Il y a des romans qui vous happent dès les premières pages, qui vous transportent au coeur de l'histoire et celui-ci en fait réellement parti. Ce fut une lecture coup de coeur comme il en existe rarement. J'ai été subjuguée par la beauté du récit, par la puissance de l'âme humaine qui s'en dégage.
C'est même plus que ça : ce livre célèbre le courage, l'amitié et l'espoir qui ne s'éteignent jamais. Une petite lumière luisant dans les ténèbres qui va tout changer. Les personnages sont extraordinaires, Josef et Michael sont touchants d'humanité. Les deux héros prennent vie alors qu'ils n'en n'ont ni le charisme ni l'apparence et pourtant forcés de prendre des risques inouïs. Mués par le désir ardent de la peur qui les tenaille, ils vont réussir l'impensable.

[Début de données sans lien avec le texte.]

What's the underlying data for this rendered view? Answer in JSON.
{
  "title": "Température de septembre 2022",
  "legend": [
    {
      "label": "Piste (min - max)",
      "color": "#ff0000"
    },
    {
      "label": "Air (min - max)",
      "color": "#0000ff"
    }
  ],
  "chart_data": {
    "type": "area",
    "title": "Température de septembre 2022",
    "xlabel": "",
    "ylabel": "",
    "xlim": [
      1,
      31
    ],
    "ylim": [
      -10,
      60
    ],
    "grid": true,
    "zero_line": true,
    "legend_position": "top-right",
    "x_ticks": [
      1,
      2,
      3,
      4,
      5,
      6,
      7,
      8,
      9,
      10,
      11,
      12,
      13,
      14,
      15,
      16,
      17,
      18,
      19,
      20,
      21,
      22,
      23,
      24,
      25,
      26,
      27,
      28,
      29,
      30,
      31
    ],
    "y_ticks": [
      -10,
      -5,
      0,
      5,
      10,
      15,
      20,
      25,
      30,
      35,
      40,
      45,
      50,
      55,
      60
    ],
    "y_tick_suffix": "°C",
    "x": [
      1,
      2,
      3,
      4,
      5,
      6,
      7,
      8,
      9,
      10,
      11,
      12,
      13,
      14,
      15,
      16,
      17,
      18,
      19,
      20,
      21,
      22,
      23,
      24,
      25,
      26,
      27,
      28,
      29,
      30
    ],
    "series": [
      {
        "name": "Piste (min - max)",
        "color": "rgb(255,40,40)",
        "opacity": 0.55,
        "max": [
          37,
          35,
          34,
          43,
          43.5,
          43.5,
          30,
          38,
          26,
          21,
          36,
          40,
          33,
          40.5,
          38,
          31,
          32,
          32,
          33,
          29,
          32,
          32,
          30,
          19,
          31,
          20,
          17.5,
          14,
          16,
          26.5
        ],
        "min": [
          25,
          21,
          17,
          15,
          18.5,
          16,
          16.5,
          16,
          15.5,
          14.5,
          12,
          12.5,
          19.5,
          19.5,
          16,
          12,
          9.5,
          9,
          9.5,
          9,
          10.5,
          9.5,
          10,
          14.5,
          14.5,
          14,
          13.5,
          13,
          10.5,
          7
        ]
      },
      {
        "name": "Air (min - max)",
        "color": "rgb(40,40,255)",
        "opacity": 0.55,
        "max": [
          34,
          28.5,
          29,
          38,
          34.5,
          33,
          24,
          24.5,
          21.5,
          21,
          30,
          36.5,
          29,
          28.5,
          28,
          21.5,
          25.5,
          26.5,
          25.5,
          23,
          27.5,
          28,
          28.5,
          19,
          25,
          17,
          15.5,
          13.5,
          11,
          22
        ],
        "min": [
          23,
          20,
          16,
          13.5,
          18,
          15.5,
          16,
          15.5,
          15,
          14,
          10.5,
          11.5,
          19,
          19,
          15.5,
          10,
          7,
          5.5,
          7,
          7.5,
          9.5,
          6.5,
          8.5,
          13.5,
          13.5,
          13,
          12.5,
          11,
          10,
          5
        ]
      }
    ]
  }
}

L'auteur dresse ici un portrait vibrant de ces résistants qui ne font pas de bruit, une Résistance qui se joue dans les grenier sombres et les regards échangés en secret. Leur attachement et leur solidarité évoquent cette véritable lueur, celle qui nous rappelle que même dans l'obscurité la plus totale les liens humains peuvent être source de survie et de lumière.
Ce roman historique m'a tenue en haleine. J'étais au bord des larmes tellement c'était beau à lire. Une émotion palpable à chaque page. Ce livre est plus qu'un roman sur la Seconde Guerre Mondiale, c'est une splendide histoire. J'ai été profondément touchée par la justesse de ton et par la puissance des liens tissés qui persistent malgré l'horreur. Tout simplement magnifique !
Bonne lecture amis lecteurs
Extrait : D'élégants nuages blancs flottaient dans un ciel d'un bleu éclatant, projetant leurs ombres sur les champs de tulipes or et écarlates. Seul le vent léger qui balayait les champs osait briser cette quiétude parfaite.